Seriously, does it end. My mom has told me before that guilt is self-inflicted. I totally believe she is right. I know I wouldn't be human if I didn't feel a little guilty. But come on? Is all of this guilt necessary?
My sweet boy sat on the bed tonight telling daddy something as he was drying Emma off from the bath. After he was done, Dylan announced, " I am done talking now." Made me laugh out loud. Emma wants to know everyday if you remember her favorite song, "Twinkle, twinkle song." She loves for you to count to three, sing it to her and rub her back before bed. So precious. The guilt is all self inflicted. My children love me and know I am doing the very best I can for them. My students, they know that I am a mommy too and that is why I care about them so much too!
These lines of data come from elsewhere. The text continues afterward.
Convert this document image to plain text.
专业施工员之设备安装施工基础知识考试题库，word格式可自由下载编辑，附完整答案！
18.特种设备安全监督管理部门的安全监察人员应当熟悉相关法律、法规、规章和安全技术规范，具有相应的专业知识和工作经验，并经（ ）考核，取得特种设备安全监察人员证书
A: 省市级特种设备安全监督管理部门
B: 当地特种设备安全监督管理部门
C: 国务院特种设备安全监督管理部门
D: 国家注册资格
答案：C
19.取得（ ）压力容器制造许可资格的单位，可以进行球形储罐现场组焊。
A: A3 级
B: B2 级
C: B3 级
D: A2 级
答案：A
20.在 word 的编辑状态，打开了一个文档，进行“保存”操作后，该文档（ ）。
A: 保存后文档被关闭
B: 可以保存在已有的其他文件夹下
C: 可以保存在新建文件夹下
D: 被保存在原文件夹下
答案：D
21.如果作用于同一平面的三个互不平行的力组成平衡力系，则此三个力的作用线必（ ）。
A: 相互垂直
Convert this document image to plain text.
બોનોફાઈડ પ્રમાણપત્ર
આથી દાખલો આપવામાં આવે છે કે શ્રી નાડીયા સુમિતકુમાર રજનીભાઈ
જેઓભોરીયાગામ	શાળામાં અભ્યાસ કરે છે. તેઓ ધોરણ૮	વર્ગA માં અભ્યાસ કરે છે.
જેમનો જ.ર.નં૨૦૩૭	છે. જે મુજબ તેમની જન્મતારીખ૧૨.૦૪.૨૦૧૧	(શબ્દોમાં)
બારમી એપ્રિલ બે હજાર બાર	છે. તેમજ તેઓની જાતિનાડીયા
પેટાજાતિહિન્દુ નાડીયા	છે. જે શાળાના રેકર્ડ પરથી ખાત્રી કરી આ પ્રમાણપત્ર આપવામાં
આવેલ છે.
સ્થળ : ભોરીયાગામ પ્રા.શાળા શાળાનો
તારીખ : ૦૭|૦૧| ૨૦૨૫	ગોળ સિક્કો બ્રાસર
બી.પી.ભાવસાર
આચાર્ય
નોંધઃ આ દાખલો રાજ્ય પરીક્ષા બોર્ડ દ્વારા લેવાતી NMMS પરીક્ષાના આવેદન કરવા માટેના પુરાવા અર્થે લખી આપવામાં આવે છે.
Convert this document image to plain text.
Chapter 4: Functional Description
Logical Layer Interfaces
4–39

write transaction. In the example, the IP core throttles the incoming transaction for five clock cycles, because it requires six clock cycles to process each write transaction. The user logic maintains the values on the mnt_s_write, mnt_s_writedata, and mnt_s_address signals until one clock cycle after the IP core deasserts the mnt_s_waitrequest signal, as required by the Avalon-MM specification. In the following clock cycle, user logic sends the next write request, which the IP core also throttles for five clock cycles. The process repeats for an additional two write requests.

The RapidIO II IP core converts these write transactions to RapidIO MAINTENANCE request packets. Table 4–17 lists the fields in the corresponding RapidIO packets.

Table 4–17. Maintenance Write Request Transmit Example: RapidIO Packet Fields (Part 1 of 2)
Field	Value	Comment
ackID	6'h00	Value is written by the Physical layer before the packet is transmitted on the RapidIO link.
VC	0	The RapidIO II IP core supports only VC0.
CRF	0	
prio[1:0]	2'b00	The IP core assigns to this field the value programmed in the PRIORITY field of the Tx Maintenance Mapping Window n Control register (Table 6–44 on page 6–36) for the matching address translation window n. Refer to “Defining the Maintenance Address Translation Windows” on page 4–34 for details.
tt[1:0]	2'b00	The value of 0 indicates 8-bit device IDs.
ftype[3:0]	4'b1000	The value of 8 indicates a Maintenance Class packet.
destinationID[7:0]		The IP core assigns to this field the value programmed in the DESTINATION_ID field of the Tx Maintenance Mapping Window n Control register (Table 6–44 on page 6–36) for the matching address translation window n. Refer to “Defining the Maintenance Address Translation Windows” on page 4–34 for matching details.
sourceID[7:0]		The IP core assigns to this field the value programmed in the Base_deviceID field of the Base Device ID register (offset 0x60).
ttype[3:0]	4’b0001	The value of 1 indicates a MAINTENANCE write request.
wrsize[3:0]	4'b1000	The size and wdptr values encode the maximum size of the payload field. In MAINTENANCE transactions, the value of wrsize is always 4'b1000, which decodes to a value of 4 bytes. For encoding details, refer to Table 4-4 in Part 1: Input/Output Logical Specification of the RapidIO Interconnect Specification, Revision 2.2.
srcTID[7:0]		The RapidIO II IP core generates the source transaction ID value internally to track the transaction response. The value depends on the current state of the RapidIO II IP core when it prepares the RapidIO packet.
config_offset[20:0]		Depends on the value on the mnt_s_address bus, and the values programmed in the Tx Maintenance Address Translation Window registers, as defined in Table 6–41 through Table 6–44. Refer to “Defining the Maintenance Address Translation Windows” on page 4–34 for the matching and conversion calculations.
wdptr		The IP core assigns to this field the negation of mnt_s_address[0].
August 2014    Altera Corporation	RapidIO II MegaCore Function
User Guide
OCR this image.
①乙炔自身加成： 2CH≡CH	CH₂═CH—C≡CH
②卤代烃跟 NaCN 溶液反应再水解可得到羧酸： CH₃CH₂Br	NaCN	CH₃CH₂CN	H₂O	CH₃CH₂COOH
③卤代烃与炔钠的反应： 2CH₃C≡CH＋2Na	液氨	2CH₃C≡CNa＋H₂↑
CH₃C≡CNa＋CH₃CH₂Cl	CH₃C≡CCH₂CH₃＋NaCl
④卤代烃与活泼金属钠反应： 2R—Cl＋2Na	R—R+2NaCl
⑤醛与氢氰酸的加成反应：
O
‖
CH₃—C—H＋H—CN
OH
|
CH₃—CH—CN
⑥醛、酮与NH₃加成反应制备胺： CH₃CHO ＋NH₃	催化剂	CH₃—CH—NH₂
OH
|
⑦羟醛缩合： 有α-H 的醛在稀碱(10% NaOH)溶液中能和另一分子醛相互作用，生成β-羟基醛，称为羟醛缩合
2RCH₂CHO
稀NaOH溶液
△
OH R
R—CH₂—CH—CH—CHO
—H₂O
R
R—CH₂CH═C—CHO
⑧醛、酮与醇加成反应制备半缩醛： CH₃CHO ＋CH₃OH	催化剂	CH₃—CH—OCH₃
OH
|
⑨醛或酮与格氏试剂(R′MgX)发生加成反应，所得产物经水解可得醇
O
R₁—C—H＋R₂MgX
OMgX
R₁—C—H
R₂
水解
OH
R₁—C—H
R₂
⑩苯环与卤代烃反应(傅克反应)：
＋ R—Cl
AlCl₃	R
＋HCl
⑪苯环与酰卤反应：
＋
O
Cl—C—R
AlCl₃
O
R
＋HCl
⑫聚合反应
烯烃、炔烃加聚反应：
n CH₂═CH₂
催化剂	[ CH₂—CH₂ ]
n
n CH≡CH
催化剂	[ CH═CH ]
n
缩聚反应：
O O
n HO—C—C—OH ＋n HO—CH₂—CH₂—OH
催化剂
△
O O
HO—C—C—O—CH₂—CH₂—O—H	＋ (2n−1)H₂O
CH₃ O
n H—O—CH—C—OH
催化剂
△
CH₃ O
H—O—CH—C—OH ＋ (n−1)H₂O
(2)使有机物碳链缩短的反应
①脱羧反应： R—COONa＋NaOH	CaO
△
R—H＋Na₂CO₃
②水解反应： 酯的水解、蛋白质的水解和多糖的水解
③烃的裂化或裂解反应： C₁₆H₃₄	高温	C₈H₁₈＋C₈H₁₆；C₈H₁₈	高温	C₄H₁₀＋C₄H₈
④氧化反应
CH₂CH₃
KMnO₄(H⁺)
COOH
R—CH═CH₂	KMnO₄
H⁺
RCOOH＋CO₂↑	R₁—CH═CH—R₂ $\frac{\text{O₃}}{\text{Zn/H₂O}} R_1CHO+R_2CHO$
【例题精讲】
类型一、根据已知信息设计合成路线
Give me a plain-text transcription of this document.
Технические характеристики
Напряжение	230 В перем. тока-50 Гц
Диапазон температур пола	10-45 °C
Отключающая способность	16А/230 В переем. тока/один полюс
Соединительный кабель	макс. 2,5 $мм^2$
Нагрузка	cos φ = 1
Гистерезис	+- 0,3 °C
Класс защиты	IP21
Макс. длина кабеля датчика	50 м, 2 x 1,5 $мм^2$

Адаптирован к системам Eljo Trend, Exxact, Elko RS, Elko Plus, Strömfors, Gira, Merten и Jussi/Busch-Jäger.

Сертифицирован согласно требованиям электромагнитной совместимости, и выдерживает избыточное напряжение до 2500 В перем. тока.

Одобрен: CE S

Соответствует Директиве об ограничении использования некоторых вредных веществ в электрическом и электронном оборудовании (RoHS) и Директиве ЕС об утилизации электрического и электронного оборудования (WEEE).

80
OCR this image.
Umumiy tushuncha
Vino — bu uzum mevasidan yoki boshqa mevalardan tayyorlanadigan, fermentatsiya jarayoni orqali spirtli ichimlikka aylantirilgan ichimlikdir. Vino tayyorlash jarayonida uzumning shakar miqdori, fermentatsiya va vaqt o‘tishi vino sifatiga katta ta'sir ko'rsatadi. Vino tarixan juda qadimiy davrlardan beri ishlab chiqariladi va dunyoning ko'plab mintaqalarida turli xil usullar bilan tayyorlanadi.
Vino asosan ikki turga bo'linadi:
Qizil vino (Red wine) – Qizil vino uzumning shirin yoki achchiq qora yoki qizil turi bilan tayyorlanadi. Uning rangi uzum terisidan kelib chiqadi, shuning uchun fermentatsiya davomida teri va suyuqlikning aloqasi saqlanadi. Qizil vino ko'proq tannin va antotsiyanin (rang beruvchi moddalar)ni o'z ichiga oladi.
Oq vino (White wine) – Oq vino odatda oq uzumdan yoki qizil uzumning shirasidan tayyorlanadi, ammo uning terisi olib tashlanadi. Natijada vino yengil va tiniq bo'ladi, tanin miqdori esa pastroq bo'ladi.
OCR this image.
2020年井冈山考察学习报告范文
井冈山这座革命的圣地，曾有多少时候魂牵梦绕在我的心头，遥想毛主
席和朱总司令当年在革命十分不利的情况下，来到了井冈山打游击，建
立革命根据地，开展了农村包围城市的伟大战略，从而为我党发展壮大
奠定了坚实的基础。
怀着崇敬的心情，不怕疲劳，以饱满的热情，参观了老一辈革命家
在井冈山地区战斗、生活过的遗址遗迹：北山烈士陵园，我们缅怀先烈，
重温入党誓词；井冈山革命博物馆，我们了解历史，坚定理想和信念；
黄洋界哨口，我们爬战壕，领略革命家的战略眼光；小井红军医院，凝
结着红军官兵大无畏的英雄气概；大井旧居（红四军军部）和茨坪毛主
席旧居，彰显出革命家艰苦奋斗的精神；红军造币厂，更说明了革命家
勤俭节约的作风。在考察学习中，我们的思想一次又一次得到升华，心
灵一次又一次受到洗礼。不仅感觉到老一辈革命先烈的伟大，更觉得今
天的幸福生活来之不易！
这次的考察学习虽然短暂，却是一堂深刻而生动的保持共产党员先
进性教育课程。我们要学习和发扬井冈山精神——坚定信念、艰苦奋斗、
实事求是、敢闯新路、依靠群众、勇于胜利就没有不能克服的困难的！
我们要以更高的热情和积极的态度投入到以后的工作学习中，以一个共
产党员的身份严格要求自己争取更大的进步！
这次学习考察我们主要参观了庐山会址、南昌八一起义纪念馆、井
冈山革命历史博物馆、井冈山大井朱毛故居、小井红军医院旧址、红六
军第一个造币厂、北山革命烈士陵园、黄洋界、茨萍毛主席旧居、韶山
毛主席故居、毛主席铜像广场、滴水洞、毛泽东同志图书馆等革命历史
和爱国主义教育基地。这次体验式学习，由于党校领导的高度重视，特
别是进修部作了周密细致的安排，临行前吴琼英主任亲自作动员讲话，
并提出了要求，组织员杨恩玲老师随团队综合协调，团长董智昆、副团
They understand that I need to be mommy 100% tomorrow. Even the students' parents emailed me wishing that Dylan would feel better soon.
Guilt is completely self inflicted. I need to give myself more credit that I am doing the best I can. I am always wishing for two more hours in the day, or a way to clone myself. God gave us 24 hours in a day for a reason. Make the most of those hours. Work, play, rest, enjoy. And don't feel guilty!




3 comments:
Not completely self inflicted! Or rather, self inflicted and then Satan just likes to pick away.
Enjoy every second with your babies today. Hope they feel better soon!